I'd say that since DISC has been deemed a reliable and valid assessment tool, your results shouldn't change at all. However, if you took DISC Classic, you might want to take one of the newer Everything DISC profiles. There's one just for management, for example, that might give you more insight into that aspect of your behavior.

I can also "fake" other styles. I think that's what the tool teaches--how to adapt your style when  necessary. And I'm a C. Ten or so years ago I leaned more towards the D, but that was with the Classic profile.

Disclosure: I did some consulting work for the DISC publisher, Inscape Publishing.

eagerApprentice's picture

It did change for me, after I graduated from college (I had been there for 4 years and living a very nice life). 

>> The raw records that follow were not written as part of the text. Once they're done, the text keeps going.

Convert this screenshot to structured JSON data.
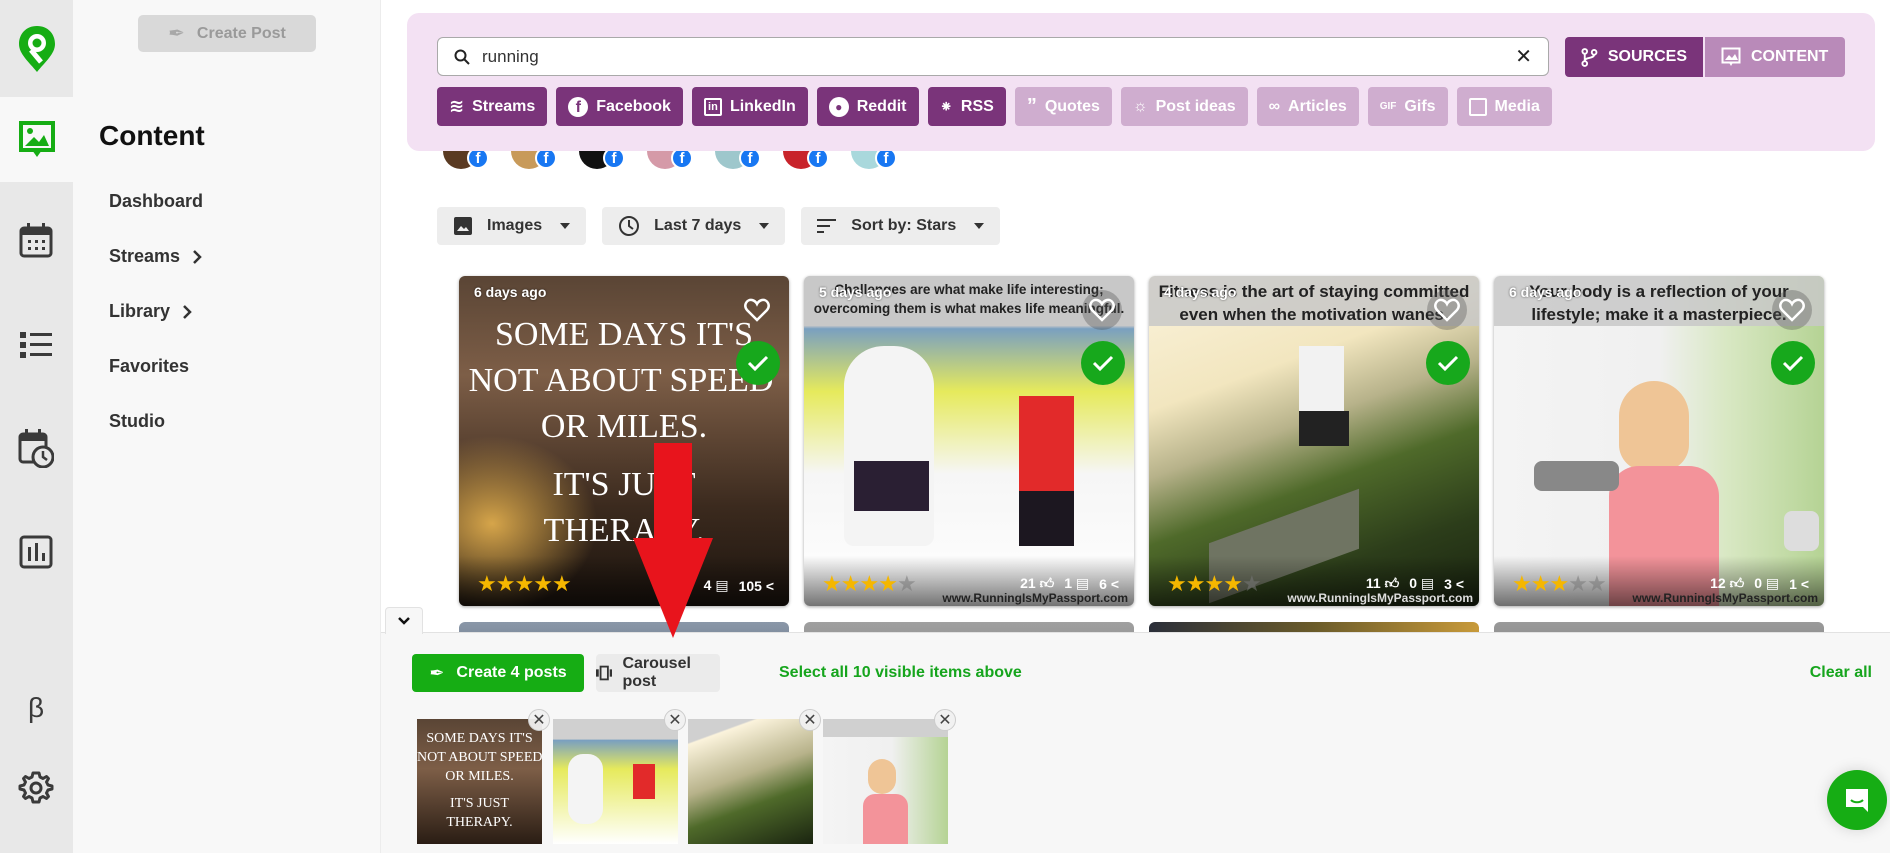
{
  "left_rail": {
    "items": [
      {
        "name": "logo",
        "icon": "location-pin-logo"
      },
      {
        "name": "content",
        "icon": "content-image-icon",
        "active": true
      },
      {
        "name": "calendar",
        "icon": "calendar-icon"
      },
      {
        "name": "list",
        "icon": "list-icon"
      },
      {
        "name": "schedule",
        "icon": "calendar-clock-icon"
      },
      {
        "name": "analytics",
        "icon": "bar-chart-icon"
      },
      {
        "name": "beta",
        "icon": "beta-icon",
        "label": "β"
      },
      {
        "name": "settings",
        "icon": "gear-icon"
      }
    ]
  },
  "sidebar": {
    "create_post_label": "Create Post",
    "title": "Content",
    "items": [
      {
        "label": "Dashboard",
        "has_chevron": false
      },
      {
        "label": "Streams",
        "has_chevron": true
      },
      {
        "label": "Library",
        "has_chevron": true
      },
      {
        "label": "Favorites",
        "has_chevron": false
      },
      {
        "label": "Studio",
        "has_chevron": false
      }
    ]
  },
  "search": {
    "value": "running",
    "clear_label": "✕"
  },
  "mode_toggle": {
    "sources_label": "SOURCES",
    "content_label": "CONTENT",
    "active": "SOURCES"
  },
  "source_chips": [
    {
      "label": "Streams",
      "icon": "streams-icon",
      "enabled": true
    },
    {
      "label": "Facebook",
      "icon": "facebook-icon",
      "enabled": true
    },
    {
      "label": "LinkedIn",
      "icon": "linkedin-icon",
      "enabled": true
    },
    {
      "label": "Reddit",
      "icon": "reddit-icon",
      "enabled": true
    },
    {
      "label": "RSS",
      "icon": "rss-icon",
      "enabled": true
    },
    {
      "label": "Quotes",
      "icon": "quote-icon",
      "enabled": false
    },
    {
      "label": "Post ideas",
      "icon": "lightbulb-icon",
      "enabled": false
    },
    {
      "label": "Articles",
      "icon": "link-icon",
      "enabled": false
    },
    {
      "label": "Gifs",
      "icon": "gif-icon",
      "enabled": false
    },
    {
      "label": "Media",
      "icon": "media-icon",
      "enabled": false
    }
  ],
  "source_avatars": [
    {
      "color": "#5a3a22"
    },
    {
      "color": "#c89a5a"
    },
    {
      "color": "#111111"
    },
    {
      "color": "#d59aa8"
    },
    {
      "color": "#9ec7cc"
    },
    {
      "color": "#c8232b"
    },
    {
      "color": "#a9d8dc"
    }
  ],
  "filters": {
    "type_label": "Images",
    "date_label": "Last 7 days",
    "sort_label": "Sort by: Stars"
  },
  "cards": [
    {
      "age": "6 days ago",
      "quote": "",
      "image_text": [
        "SOME DAYS IT'S",
        "NOT ABOUT SPEED",
        "OR MILES.",
        "",
        "IT'S JUST",
        "THERAPY."
      ],
      "stars": 5,
      "likes": "",
      "comments": "4",
      "shares": "105",
      "watermark": "",
      "selected": true,
      "favorited": false
    },
    {
      "age": "5 days ago",
      "quote": "Challenges are what make life interesting; overcoming them is what makes life meaningful.",
      "stars": 4,
      "likes": "21",
      "comments": "1",
      "shares": "6",
      "watermark": "www.RunningIsMyPassport.com",
      "selected": true,
      "favorited": false
    },
    {
      "age": "4 days ago",
      "quote": "Fitness is the art of staying committed even when the motivation wanes.",
      "stars": 4,
      "likes": "11",
      "comments": "0",
      "shares": "3",
      "watermark": "www.RunningIsMyPassport.com",
      "selected": true,
      "favorited": false
    },
    {
      "age": "6 days ago",
      "quote": "Your body is a reflection of your lifestyle; make it a masterpiece.",
      "stars": 3,
      "likes": "12",
      "comments": "0",
      "shares": "1",
      "watermark": "www.RunningIsMyPassport.com",
      "selected": true,
      "favorited": false
    }
  ],
  "bulk_bar": {
    "create_label": "Create 4 posts",
    "carousel_label": "Carousel post",
    "select_all_label": "Select all 10 visible items above",
    "clear_all_label": "Clear all",
    "selected_thumbnails": [
      {
        "caption": "SOME DAYS IT'S NOT ABOUT SPEED OR MILES. IT'S JUST THERAPY."
      },
      {
        "caption": "Challenges are what make life interesting; overcoming them is what makes life meaningful."
      },
      {
        "caption": "Fitness is the art of staying committed even when the motivation wanes."
      },
      {
        "caption": "Your body is a reflection of your lifestyle; make it a masterpiece."
      }
    ]
  },
  "colors": {
    "brand_green": "#16ad14",
    "purple_active": "#7a347a",
    "purple_inactive": "#cfadcf",
    "panel_bg": "#f3e1f3",
    "star": "#f5b700",
    "annotation_arrow": "#e8141c"
  }
}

When I was in college, I took the test and got HUGE I with nothing else.

About 2 years later I took it again and got HUGE I with a very close D. 


But in that case, I was experiencing the "real world" for the first time, and I think a lot of internal qualities truly did surface.

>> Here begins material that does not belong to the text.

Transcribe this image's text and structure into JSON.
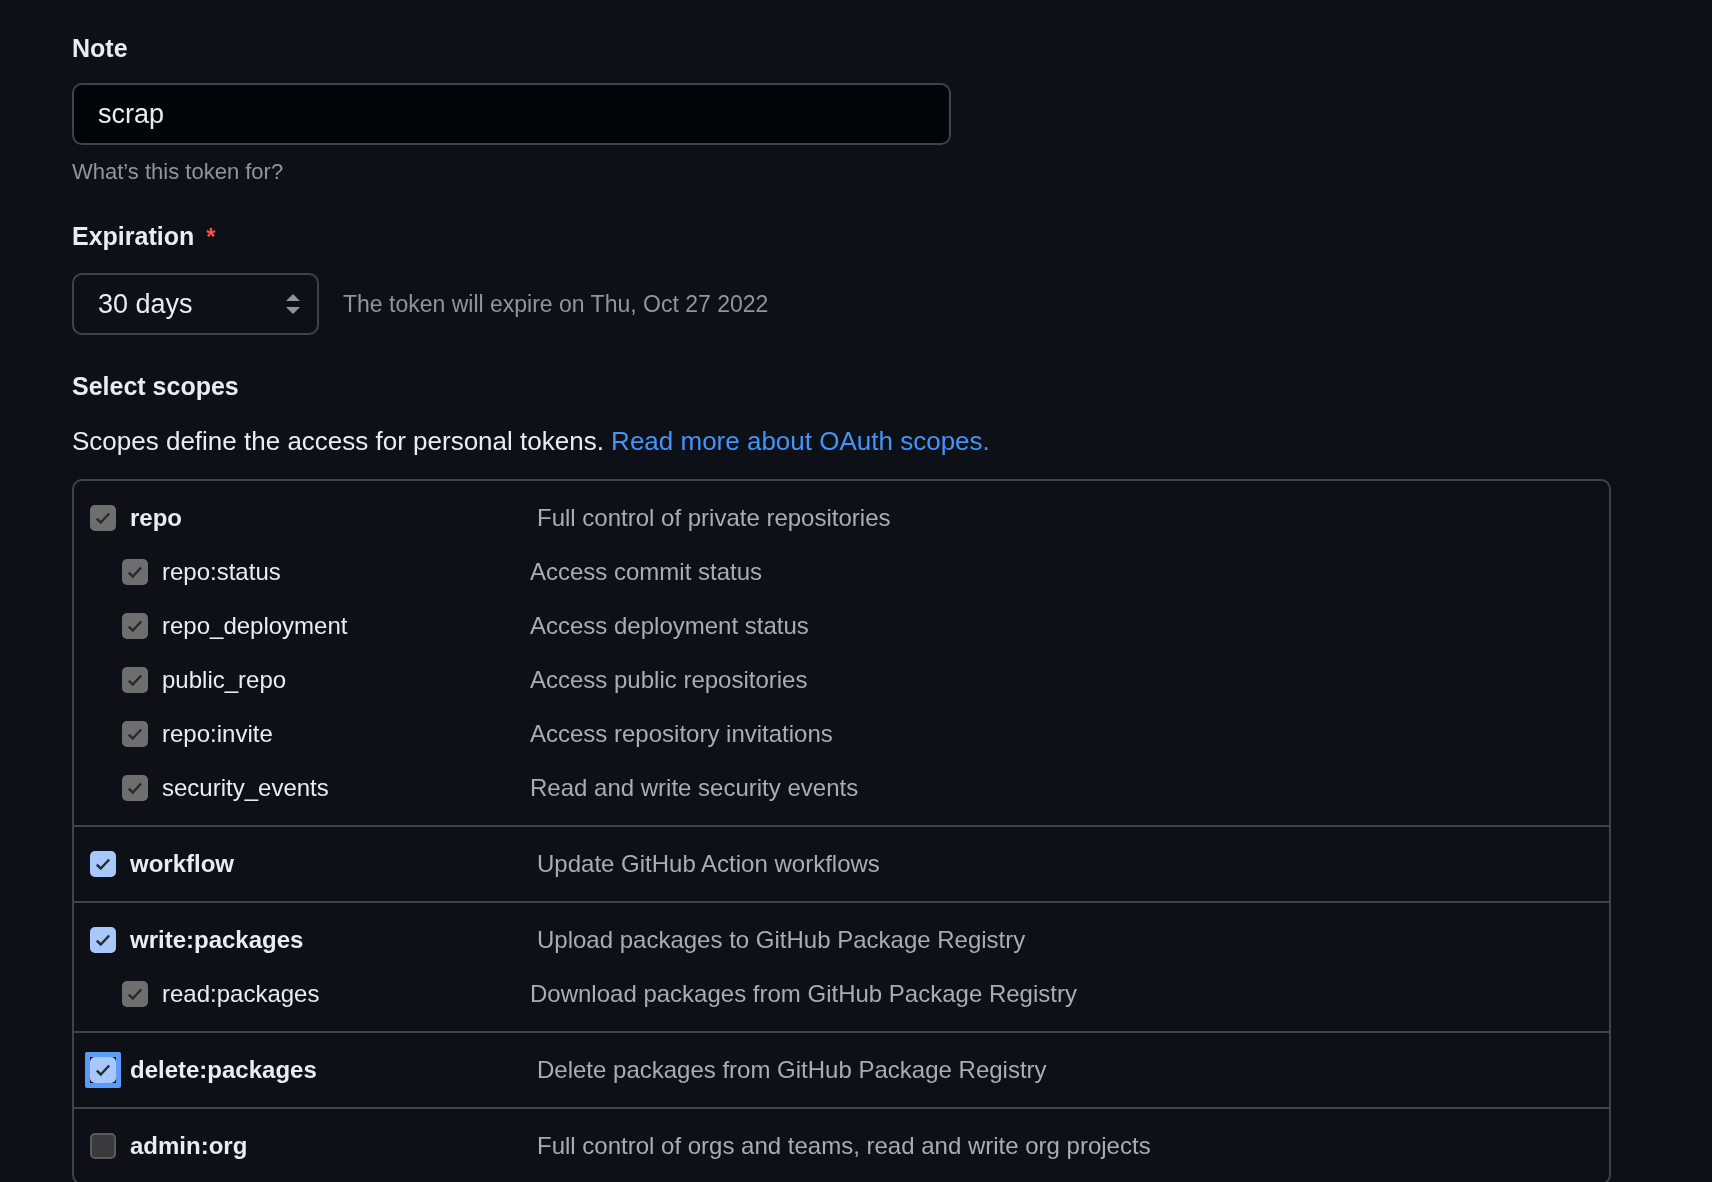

Ever since then, I take it about once a year with staff as I teach them DISC, it never changes.




Trigger Networks:We are Global ERP/CRM Cloud Co

ronledford's picture

I opted to listen to the podcasts and read the material provided when I took the DISC, again. 

Thanks everyone for your insights.

BTW and for what it is worth..


On my last interview session (five people in four hours) I found my self taking mental notes, cause I don't write notes during interviews anymore, on what I observed as their DISC profiles. 

The admin asst was definitely an I.

The supervisor I met with was an S because she focused on the team, talked about how she felt about the team and slow to answer what she wanted outside of the team. 

One S manager asked me what I did outside of accounting and she wanted to share with me her son's athletic prowess and how she enjoyed going to his games.

A D manager wanted me to know how smart he was but I was a little miffed by him because he avoided eye contact - a red flag to me.

A Co-President (?, I go by the adage "anything with two heads is an abomination") who I feel is a C wanted to talk about techy stuff, his spreadsheet and the data it tracks and how it helps paying "forwards" for future services. Also, he asked me if I would miss my freedom; contract work = freedom; who knew?

Now the final Co-President, D, was interesting because he started talking over me when I was trying to answer his questions. I say he is a D because when I was trying to gather my thoughts before answering he'd start talking again. Now he has some other trait I am trying to figure out because he seems really broken up the current guy is moving on to another company, I mean really broken up.

Anyway, as I left I didn't have a good feel for the company and it was probably mutual, so, onto the next opportunity.